You probably have at least a general idea that the central processing unit (or CPU) is the “brains” of your computer. It carries out the commands your various programs feed into it, allowing you to calculate tips, listen to music, or share pictures of your cat (or your lunch. Or your cat’s lunch…) with the push of a few buttons. The history of computing can largely be boiled down to the evolution of the CPU. The earliest computers didn’t have central command units that could carry out multiple commands, and had to be physically rewired to perform a new task. Central processing units came along to allow more versatility in what a computer would do, but they were bulky and slow, initially made up of vacuum tubes before advancing into transistor-based design.
The idea of containing a computer’s CPU on a single microchip was revolutionary. It allowed computers to become faster, smaller, and able to carry out more functions. The Intel 4004 was initially placed in a calculator released by Japanese manufacturer Busicom, beginning the era of microprocessor-powered consumer electronics.

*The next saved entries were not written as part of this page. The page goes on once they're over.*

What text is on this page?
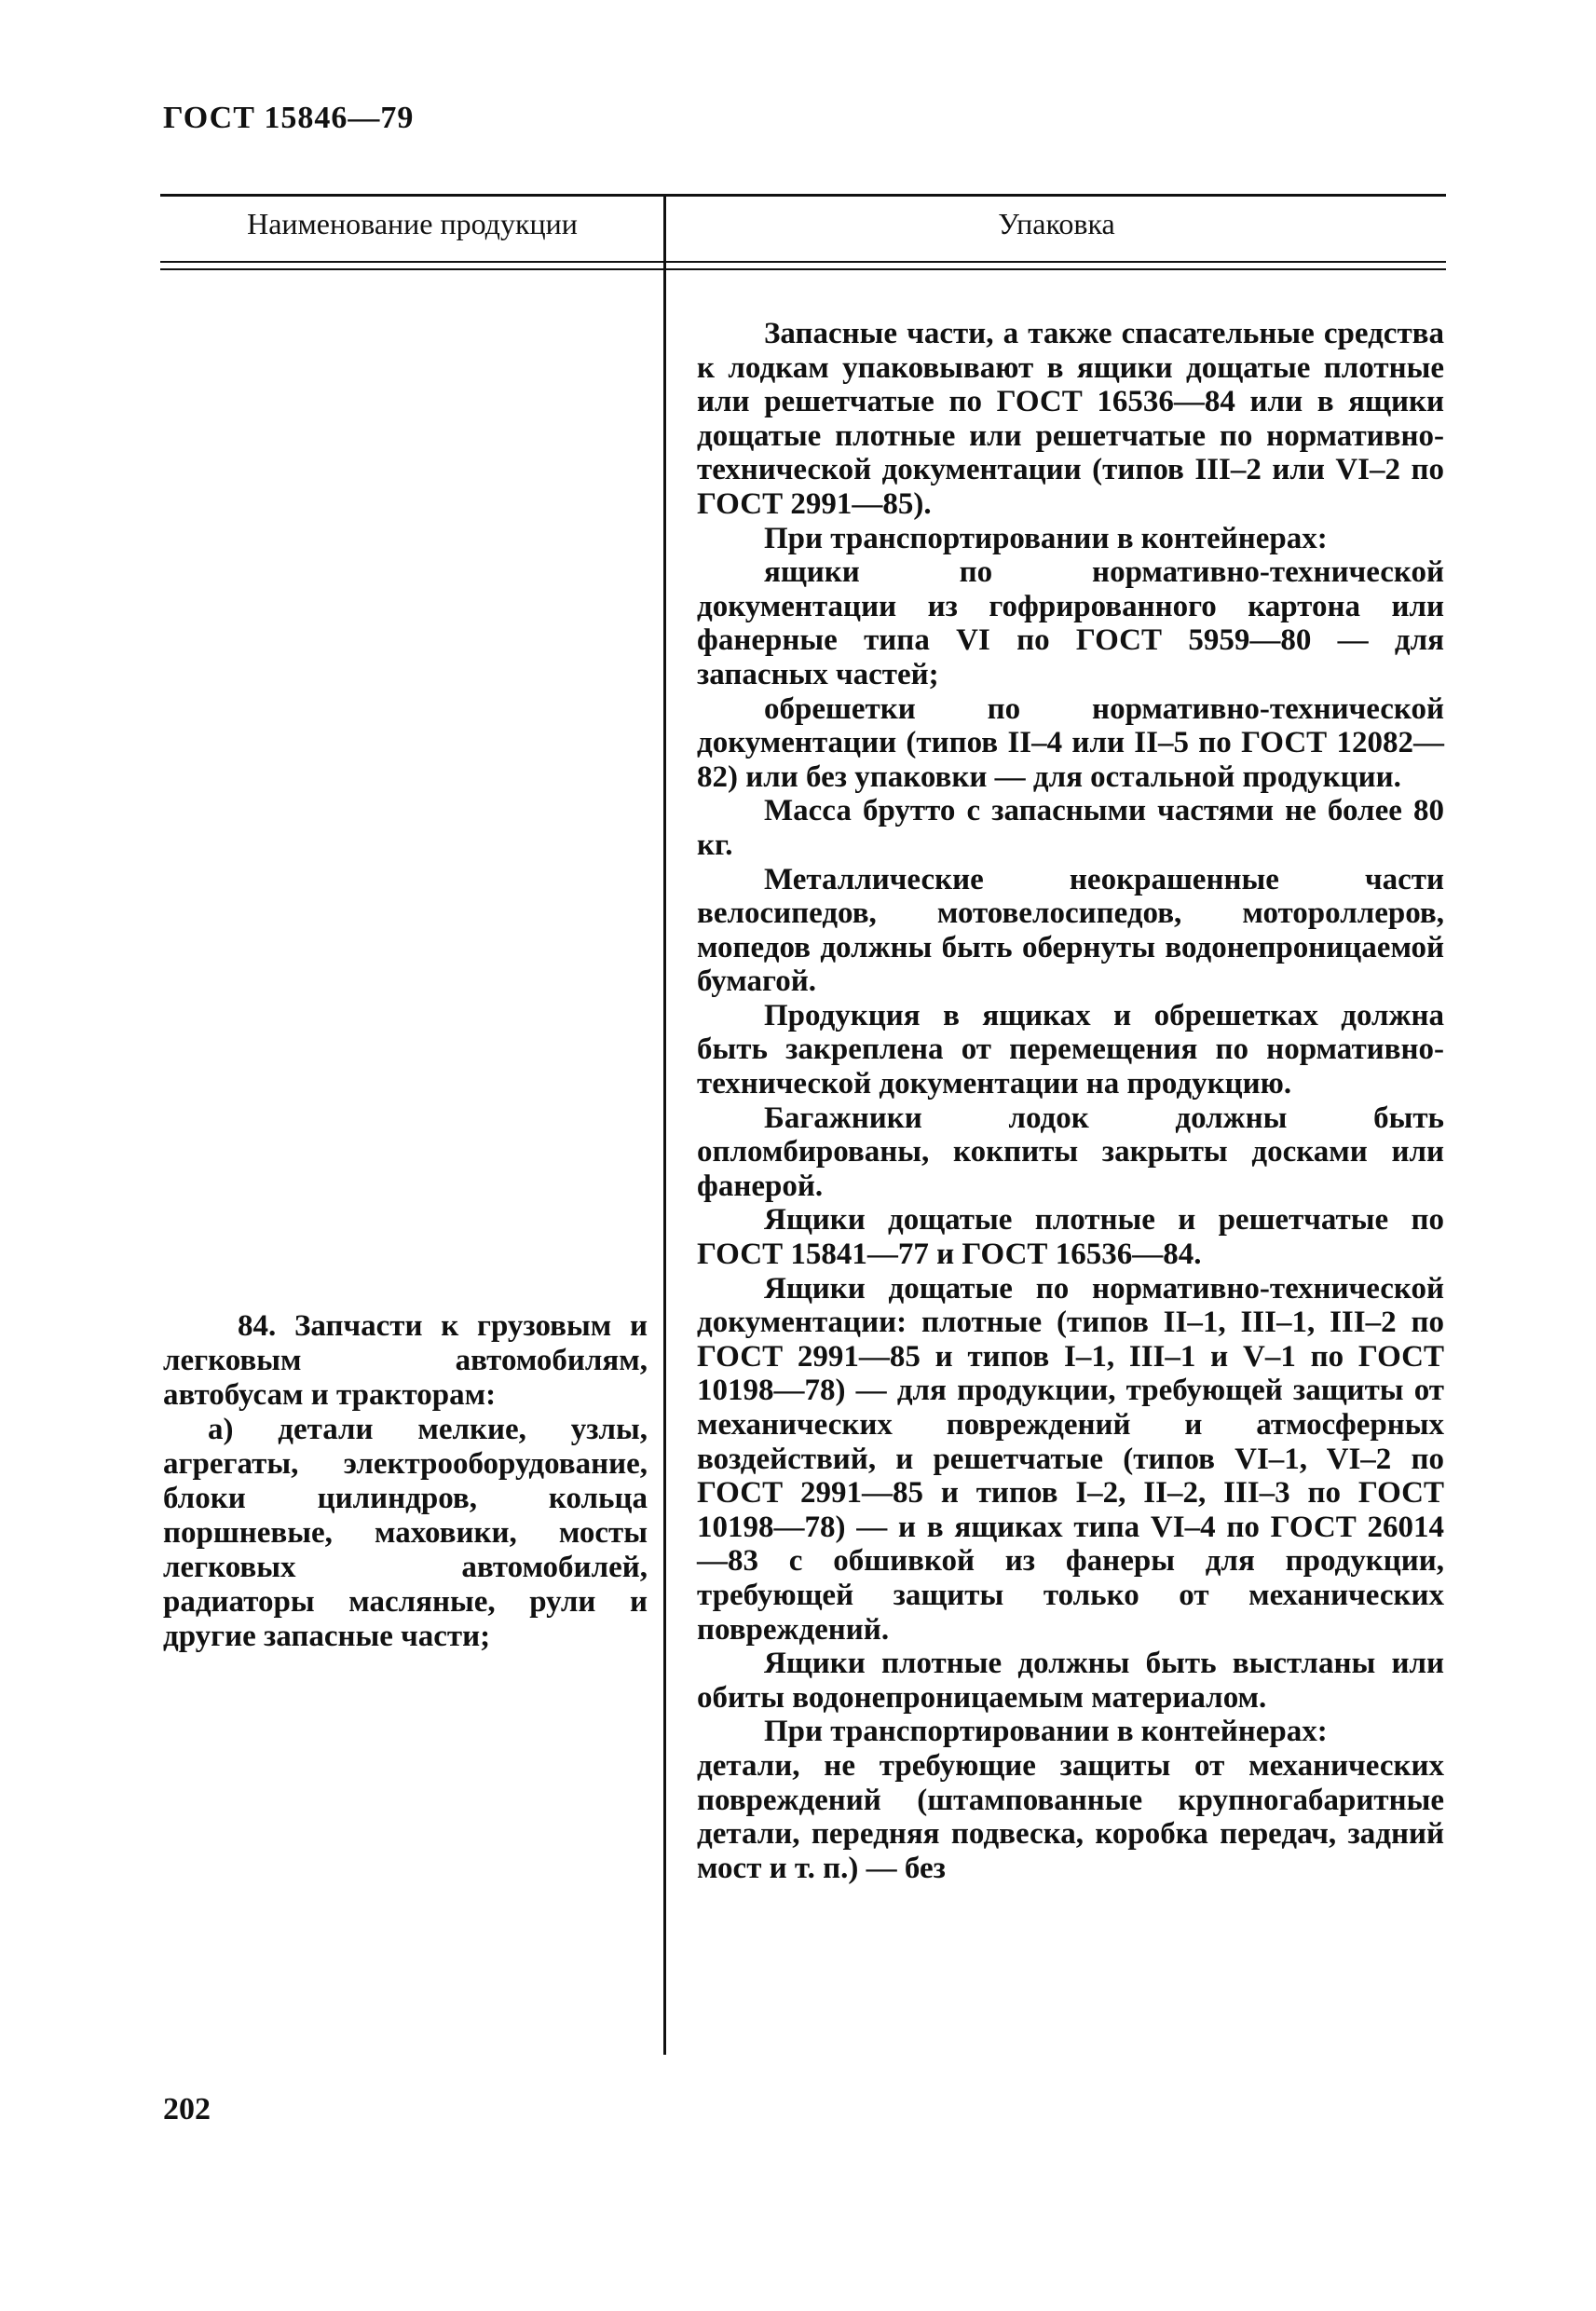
ГОСТ 15846—79
Наименование продукции	Упаковка

84. Запчасти к грузовым и легковым автомобилям, автобусам и тракторам:

а) детали мелкие, узлы, агрегаты, электрооборудование, блоки цилиндров, кольца поршневые, маховики, мосты легковых автомобилей, радиаторы масляные, рули и другие запасные части;

Запасные части, а также спасательные средства к лодкам упаковывают в ящики дощатые плотные или решетчатые по ГОСТ 16536—84 или в ящики дощатые плотные или решетчатые по нормативно-технической документации (типов III–2 или VI–2 по ГОСТ 2991—85).

При транспортировании в контейнерах:

ящики по нормативно-технической документации из гофрированного картона или фанерные типа VI по ГОСТ 5959—80 — для запасных частей;

обрешетки по нормативно-технической документации (типов II–4 или II–5 по ГОСТ 12082—82) или без упаковки — для остальной продукции.

Масса брутто с запасными частями не более 80 кг.

Металлические неокрашенные части велосипедов, мотовелосипедов, мотороллеров, мопедов должны быть обернуты водонепроницаемой бумагой.

Продукция в ящиках и обрешетках должна быть закреплена от перемещения по нормативно-технической документации на продукцию.

Багажники лодок должны быть опломбированы, кокпиты закрыты досками или фанерой.

Ящики дощатые плотные и решетчатые по ГОСТ 15841—77 и ГОСТ 16536—84.

Ящики дощатые по нормативно-технической документации: плотные (типов II–1, III–1, III–2 по ГОСТ 2991—85 и типов I–1, III–1 и V–1 по ГОСТ 10198—78) — для продукции, требующей защиты от механических повреждений и атмосферных воздействий, и решетчатые (типов VI–1, VI–2 по ГОСТ 2991—85 и типов I–2, II–2, III–3 по ГОСТ 10198—78) — и в ящиках типа VI–4 по ГОСТ 26014—83 с обшивкой из фанеры для продукции, требующей защиты только от механических повреждений.

Ящики плотные должны быть выстланы или обиты водонепроницаемым материалом.

При транспортировании в контейнерах:

детали, не требующие защиты от механических повреждений (штампованные крупногабаритные детали, передняя подвеска, коробка передач, задний мост и т. п.) — без

202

Today microchips can contain multiple CPUs (or cores). A 4-bit CPU like the 4004 would be painfully slow and useless to a modern user, but the basic design of CPU’s hasn’t changed much from the 1950s. A common comparison is to say that today’s cellphones have more computing power than the earliest space shuttles. For what it’s worth, the crew designing the Pioneer 10 space probe, which launched from Cape Canaveral in 1972 and became the first spacecraft to escape our solar system, considered including the 4004 among its components. They decided against it on the basis that it was too new.